S-N curves—comparison between the reference condition and STRB with optimal parameters under minimum roughness criterion

4 Conclusions

The effect of STRB with different combinations of process parameters on SI and fatigue behavior of 2024-T3 Al alloy specimens was established through a comprehensive experimental study. The following conclusions can be made.

  • Through a full factorial experiment, regression analysis, and model optimization, the following optimal STRB process parameters were established under a minimum roughness criterion: r ≈ 5 mm, F = 430 N, and f = 0.05 mm/rev. Using these parameters, the average roughness was Ra = 0.1 μm.

  • Compared to the reference condition, it was proven that the STRB provides a relatively homogeneous surface in terms of surface microhardness. The surface microhardness increase coefficient kHV0.05 was 37.6% when the STRB was implemented with the optimal parameters.

  • The X-ray stress analysis results confirm the effectiveness of STRB of 2024-T3 Al alloy to introduce significant surface residual compressive axial and hoop stresses. It was proved that STRB with six passes introduces greater magnitudes of surface residual stresses.

  • The STRB implementation with optimal parameters under a minimum roughness criterion increases the conventional fatigue limit by 35.1%, and the fatigue life enhances more than 2000 times in comparison with the reference condition.

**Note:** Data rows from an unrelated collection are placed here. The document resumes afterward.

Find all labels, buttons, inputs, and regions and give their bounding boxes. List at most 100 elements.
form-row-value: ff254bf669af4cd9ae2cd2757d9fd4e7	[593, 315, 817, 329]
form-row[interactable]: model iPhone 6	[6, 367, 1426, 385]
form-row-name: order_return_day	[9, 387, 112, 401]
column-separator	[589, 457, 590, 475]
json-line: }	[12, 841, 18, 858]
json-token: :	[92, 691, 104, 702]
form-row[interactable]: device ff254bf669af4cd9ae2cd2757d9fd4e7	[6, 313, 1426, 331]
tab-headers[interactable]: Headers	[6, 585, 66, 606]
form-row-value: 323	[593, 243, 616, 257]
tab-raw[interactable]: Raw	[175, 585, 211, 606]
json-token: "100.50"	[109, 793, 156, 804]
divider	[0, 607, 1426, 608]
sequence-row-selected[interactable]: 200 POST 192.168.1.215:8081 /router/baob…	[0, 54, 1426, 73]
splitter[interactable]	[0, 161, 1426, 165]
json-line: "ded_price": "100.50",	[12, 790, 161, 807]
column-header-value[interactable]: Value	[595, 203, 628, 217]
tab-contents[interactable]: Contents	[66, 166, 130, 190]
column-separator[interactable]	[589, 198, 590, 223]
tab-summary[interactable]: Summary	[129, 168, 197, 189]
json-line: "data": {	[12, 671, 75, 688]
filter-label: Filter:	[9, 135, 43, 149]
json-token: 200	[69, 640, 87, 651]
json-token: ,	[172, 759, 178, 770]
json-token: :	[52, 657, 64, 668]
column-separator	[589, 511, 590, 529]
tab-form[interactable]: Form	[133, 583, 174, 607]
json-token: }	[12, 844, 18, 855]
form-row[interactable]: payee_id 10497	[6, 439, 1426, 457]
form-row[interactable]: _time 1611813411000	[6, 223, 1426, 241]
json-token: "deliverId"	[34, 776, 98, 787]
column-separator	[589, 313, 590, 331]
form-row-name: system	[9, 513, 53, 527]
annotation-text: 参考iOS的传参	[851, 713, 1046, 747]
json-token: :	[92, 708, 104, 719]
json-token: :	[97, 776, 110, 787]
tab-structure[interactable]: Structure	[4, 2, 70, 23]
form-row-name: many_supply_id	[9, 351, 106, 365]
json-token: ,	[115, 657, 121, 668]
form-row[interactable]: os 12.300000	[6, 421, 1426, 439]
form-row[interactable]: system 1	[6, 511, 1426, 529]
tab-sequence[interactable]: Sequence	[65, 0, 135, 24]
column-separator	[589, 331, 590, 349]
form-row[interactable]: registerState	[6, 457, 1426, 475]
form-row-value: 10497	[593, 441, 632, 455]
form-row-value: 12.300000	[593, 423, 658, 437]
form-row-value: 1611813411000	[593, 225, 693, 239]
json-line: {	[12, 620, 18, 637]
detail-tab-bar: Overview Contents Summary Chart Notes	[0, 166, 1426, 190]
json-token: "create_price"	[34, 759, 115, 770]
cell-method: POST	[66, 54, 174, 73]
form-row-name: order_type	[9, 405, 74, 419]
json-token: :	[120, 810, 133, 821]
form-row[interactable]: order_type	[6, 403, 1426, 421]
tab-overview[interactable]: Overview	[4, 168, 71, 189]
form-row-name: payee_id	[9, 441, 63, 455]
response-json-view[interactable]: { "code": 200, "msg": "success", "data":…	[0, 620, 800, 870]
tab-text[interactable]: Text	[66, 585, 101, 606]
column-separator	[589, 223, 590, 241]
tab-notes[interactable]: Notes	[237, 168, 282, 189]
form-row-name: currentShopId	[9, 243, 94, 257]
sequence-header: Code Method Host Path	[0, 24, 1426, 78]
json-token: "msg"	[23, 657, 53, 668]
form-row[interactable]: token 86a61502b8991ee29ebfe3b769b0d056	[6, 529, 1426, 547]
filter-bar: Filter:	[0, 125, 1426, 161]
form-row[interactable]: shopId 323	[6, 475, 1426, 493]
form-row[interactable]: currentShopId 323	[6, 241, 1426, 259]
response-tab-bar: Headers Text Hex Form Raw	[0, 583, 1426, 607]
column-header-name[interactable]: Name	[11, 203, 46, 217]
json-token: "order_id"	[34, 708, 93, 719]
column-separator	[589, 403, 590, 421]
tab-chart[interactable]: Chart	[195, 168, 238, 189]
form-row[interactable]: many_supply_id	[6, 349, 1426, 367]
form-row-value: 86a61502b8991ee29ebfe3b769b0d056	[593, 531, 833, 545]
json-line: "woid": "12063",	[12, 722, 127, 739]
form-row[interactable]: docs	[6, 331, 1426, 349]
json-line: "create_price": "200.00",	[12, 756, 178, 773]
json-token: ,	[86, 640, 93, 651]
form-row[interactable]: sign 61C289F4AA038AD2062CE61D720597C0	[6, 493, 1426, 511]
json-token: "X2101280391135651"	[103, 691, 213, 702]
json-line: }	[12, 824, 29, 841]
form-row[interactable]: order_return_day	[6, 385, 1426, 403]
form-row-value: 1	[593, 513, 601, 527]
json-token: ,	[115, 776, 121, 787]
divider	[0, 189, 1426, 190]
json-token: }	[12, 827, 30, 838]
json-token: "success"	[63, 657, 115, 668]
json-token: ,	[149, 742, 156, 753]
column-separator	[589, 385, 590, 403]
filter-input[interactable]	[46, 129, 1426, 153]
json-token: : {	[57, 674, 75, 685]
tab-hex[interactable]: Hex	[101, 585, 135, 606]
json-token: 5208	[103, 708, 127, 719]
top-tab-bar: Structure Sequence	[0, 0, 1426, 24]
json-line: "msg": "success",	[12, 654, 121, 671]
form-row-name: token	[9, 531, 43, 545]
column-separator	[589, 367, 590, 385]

  • Based on the results obtained, STRB of 2024-T3 Al alloy can be successfully implemented as a mixed burnishing process with the following parameters: r = 5 mm, Fb = 430 N, and f = 0.05 mm/rev. This provides a mirror-finish surface (Ra = 0.1 μm) and an increase in fatigue life by more than 2000 times compared to the reference condition.

  • This technique can be used in automotive, aircraft, oil, gas industries, machine construction, and treatment of external rotary surfaces of axles, shafts, collar pins, piston rods, valve stems, and others. For example, a typical application for aluminum shafts is for linear bearings.